Part of a cross-border drug tunnel collapsed in Nogales, Sonora, only yards from the downtown port of entry.

Mexican officials notified U.S. Customs and Border Protection on Monday that a sinkhole had appeared over the tunnel, a CBP spokesman said Wednesday.

The cause of the approximately 4-foot hole has not been determined yet by CBP, but Mexican media reported the weight of a tourist bus waiting to enter the United States through the Dennis DeConcini Port of Entry caused the roof of the tunnel to give way.

The dirt tunnel where the hole appeared was discovered by Mexican officials on Nov. 12 and ran under the vehicle lanes leading to the port of entry, the spokesman said.

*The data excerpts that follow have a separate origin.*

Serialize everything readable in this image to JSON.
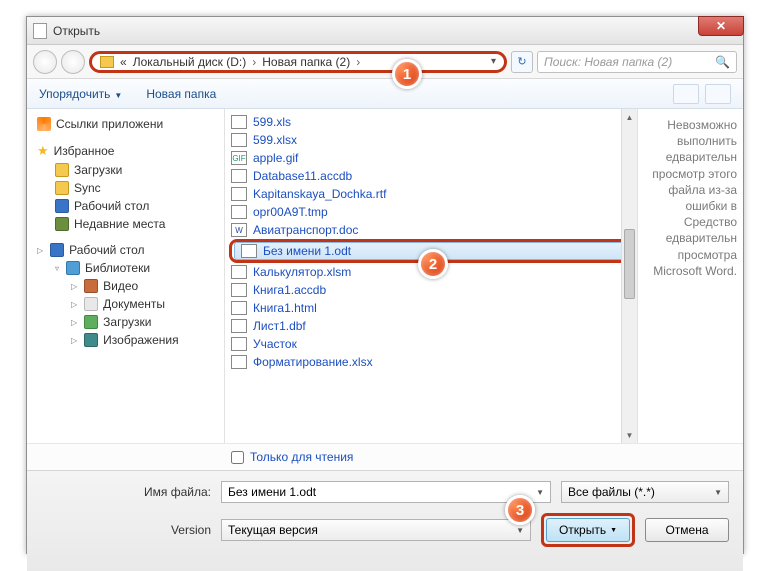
{
  "title": "Открыть",
  "breadcrumb": {
    "chev": "«",
    "seg1": "Локальный диск (D:)",
    "seg2": "Новая папка (2)",
    "sep": "›"
  },
  "search": {
    "placeholder": "Поиск: Новая папка (2)"
  },
  "toolbar": {
    "organize": "Упорядочить",
    "new_folder": "Новая папка"
  },
  "sidebar": {
    "app_links": "Ссылки приложени",
    "favorites": "Избранное",
    "downloads": "Загрузки",
    "sync": "Sync",
    "desktop": "Рабочий стол",
    "recent": "Недавние места",
    "desktop2": "Рабочий стол",
    "libraries": "Библиотеки",
    "video": "Видео",
    "documents": "Документы",
    "downloads2": "Загрузки",
    "images": "Изображения"
  },
  "files": {
    "f0": "599.xls",
    "f1": "599.xlsx",
    "f2": "apple.gif",
    "f3": "Database11.accdb",
    "f4": "Kapitanskaya_Dochka.rtf",
    "f5": "opr00A9T.tmp",
    "f6": "Авиатранспорт.doc",
    "f7": "Без имени 1.odt",
    "f8": "Калькулятор.xlsm",
    "f9": "Книга1.accdb",
    "f10": "Книга1.html",
    "f11": "Лист1.dbf",
    "f12": "Участок",
    "f13": "Форматирование.xlsx"
  },
  "preview": {
    "text": "Невозможно выполнить едварительн просмотр этого файла из-за ошибки в Средство едварительн просмотра Microsoft Word."
  },
  "readonly": "Только для чтения",
  "footer": {
    "filename_label": "Имя файла:",
    "filename_value": "Без имени 1.odt",
    "filter": "Все файлы (*.*)",
    "version_label": "Version",
    "version_value": "Текущая версия",
    "open": "Открыть",
    "cancel": "Отмена"
  },
  "callouts": {
    "c1": "1",
    "c2": "2",
    "c3": "3"
  }
}
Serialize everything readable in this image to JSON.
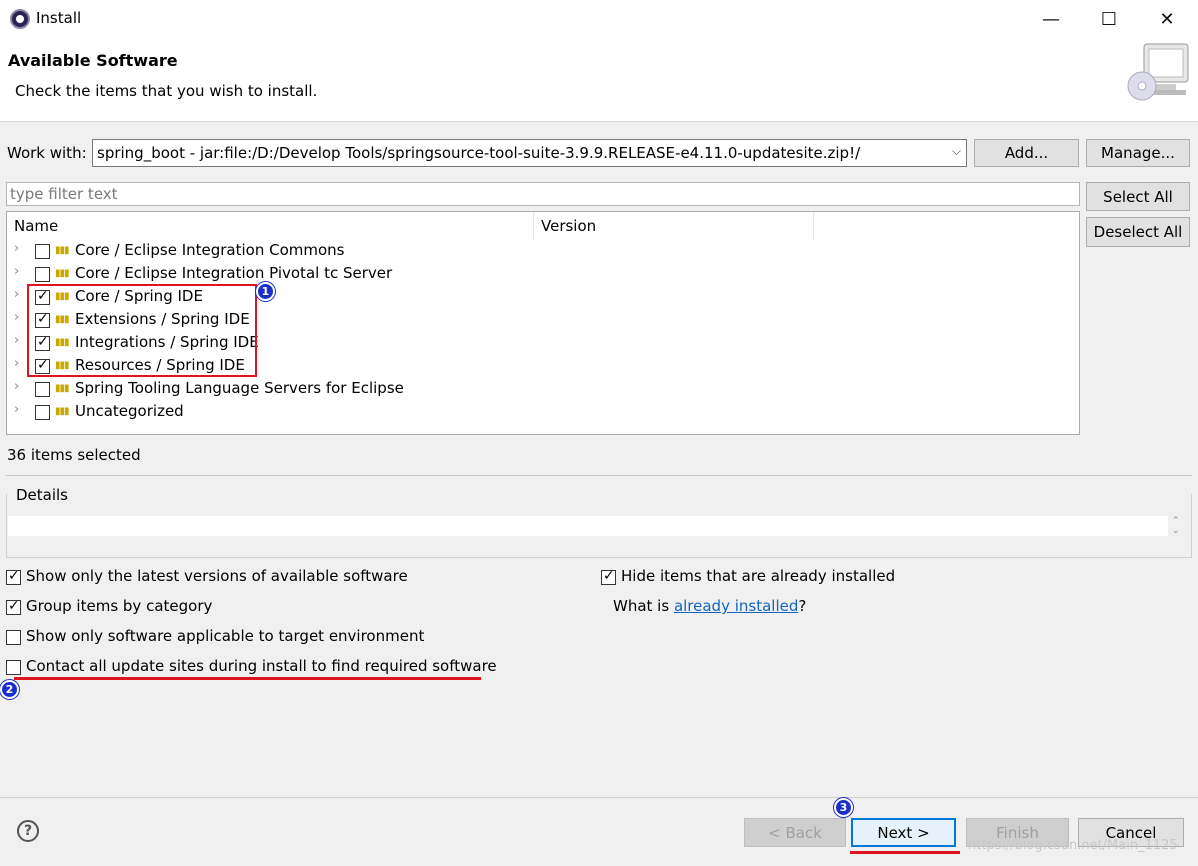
{
  "window": {
    "title": "Install",
    "minimize_glyph": "—",
    "maximize_glyph": "☐",
    "close_glyph": "✕"
  },
  "header": {
    "title": "Available Software",
    "description": "Check the items that you wish to install."
  },
  "work_with": {
    "label": "Work with:",
    "value": "spring_boot - jar:file:/D:/Develop Tools/springsource-tool-suite-3.9.9.RELEASE-e4.11.0-updatesite.zip!/",
    "add_label": "Add...",
    "manage_label": "Manage..."
  },
  "filter": {
    "placeholder": "type filter text",
    "select_all_label": "Select All",
    "deselect_all_label": "Deselect All"
  },
  "tree": {
    "columns": [
      "Name",
      "Version"
    ],
    "items": [
      {
        "label": "Core / Eclipse Integration Commons",
        "checked": false
      },
      {
        "label": "Core / Eclipse Integration Pivotal tc Server",
        "checked": false
      },
      {
        "label": "Core / Spring IDE",
        "checked": true
      },
      {
        "label": "Extensions / Spring IDE",
        "checked": true
      },
      {
        "label": "Integrations / Spring IDE",
        "checked": true
      },
      {
        "label": "Resources / Spring IDE",
        "checked": true
      },
      {
        "label": "Spring Tooling Language Servers for Eclipse",
        "checked": false
      },
      {
        "label": "Uncategorized",
        "checked": false
      }
    ]
  },
  "status": {
    "selected_count": "36 items selected"
  },
  "details": {
    "label": "Details"
  },
  "options": {
    "latest_versions": {
      "label": "Show only the latest versions of available software",
      "checked": true
    },
    "group_by_category": {
      "label": "Group items by category",
      "checked": true
    },
    "target_env": {
      "label": "Show only software applicable to target environment",
      "checked": false
    },
    "contact_sites": {
      "label": "Contact all update sites during install to find required software",
      "checked": false
    },
    "hide_installed": {
      "label": "Hide items that are already installed",
      "checked": true
    },
    "what_is_prefix": "What is ",
    "already_installed_link": "already installed",
    "what_is_suffix": "?"
  },
  "annotations": {
    "badge1": "1",
    "badge2": "2",
    "badge3": "3",
    "accent_color": "#e0141e",
    "badge_color": "#1a2fc8"
  },
  "footer": {
    "help_glyph": "?",
    "back_label": "< Back",
    "next_label": "Next >",
    "finish_label": "Finish",
    "cancel_label": "Cancel",
    "watermark": "https://blog.csdn.net/Main_1125"
  }
}
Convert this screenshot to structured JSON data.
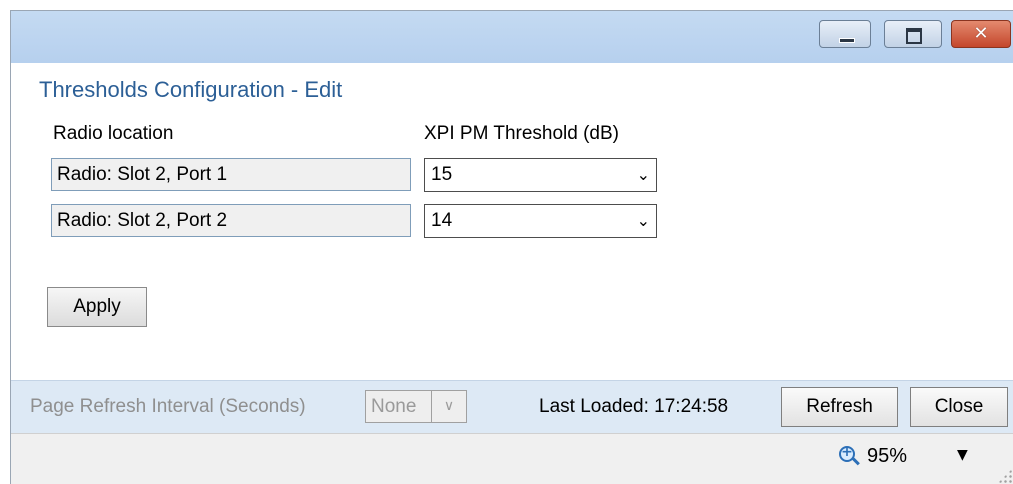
{
  "window": {
    "controls": {
      "minimize_icon": "minimize-icon",
      "maximize_icon": "maximize-icon",
      "close_icon": "close-icon",
      "close_glyph": "✕"
    }
  },
  "form": {
    "title": "Thresholds Configuration - Edit",
    "columns": {
      "location": "Radio location",
      "threshold": "XPI PM Threshold (dB)"
    },
    "rows": [
      {
        "location": "Radio: Slot 2, Port 1",
        "threshold": "15"
      },
      {
        "location": "Radio: Slot 2, Port 2",
        "threshold": "14"
      }
    ],
    "apply_label": "Apply"
  },
  "footer": {
    "refresh_interval_label": "Page Refresh Interval (Seconds)",
    "refresh_interval_value": "None",
    "last_loaded": "Last Loaded: 17:24:58",
    "refresh_label": "Refresh",
    "close_label": "Close"
  },
  "statusbar": {
    "zoom_icon": "zoom-icon",
    "zoom_level": "95%",
    "zoom_menu_glyph": "▼"
  },
  "colors": {
    "title_text": "#2c5f96",
    "titlebar": "#c4daf2",
    "footer_bg": "#dde9f5",
    "close_button": "#c4462b"
  }
}
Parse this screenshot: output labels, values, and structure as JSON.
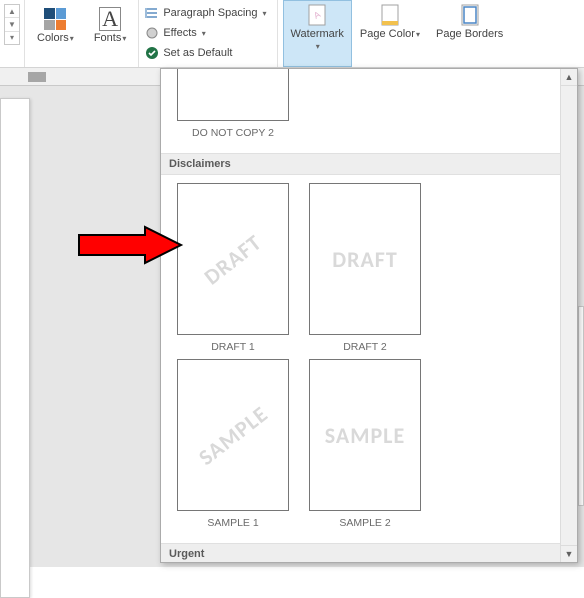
{
  "ribbon": {
    "colors_label": "Colors",
    "fonts_label": "Fonts",
    "fonts_glyph": "A",
    "paragraph_spacing": "Paragraph Spacing",
    "effects": "Effects",
    "set_default": "Set as Default",
    "watermark": "Watermark",
    "page_color": "Page Color",
    "page_borders": "Page Borders"
  },
  "gallery": {
    "top_partial_thumb_label": "DO NOT COPY 2",
    "sections": {
      "disclaimers": {
        "title": "Disclaimers",
        "items": [
          {
            "text": "DRAFT",
            "diagonal": true,
            "label": "DRAFT 1"
          },
          {
            "text": "DRAFT",
            "diagonal": false,
            "label": "DRAFT 2"
          },
          {
            "text": "SAMPLE",
            "diagonal": true,
            "label": "SAMPLE 1"
          },
          {
            "text": "SAMPLE",
            "diagonal": false,
            "label": "SAMPLE 2"
          }
        ]
      },
      "urgent": {
        "title": "Urgent"
      }
    }
  }
}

The incomplete tunnel measured 2 feet wide and 3 feet tall. It stretched 122 feet, but only about one foot extended into the United States. The intended destination of the tunnel appeared to be an underground water basin north of the border, CBP said in a Nov. 13 news release.

Smugglers regularly tap into the network of drainage tunnels under the border that carry water and sewage from the Mexican side of the border to a treatment plant in Rio Rico, the CBP spokesman said.

All but six of the 114 tunnels discovered under the U.S.-Mexico border have been found in Nogales. The first tunnel was discovered in Douglas in 1990, CBP said in the news release.

The tunnels are filled with concrete after a remediation process is set in motion, the CBP spokesman said.

The tunnel discovered Nov. 12 had not been filled with concrete because CBP was still coordinating with state and local officials to arrange the concrete pour.

Mexican officials told CBP the tunnel collapse was fixed Tuesday.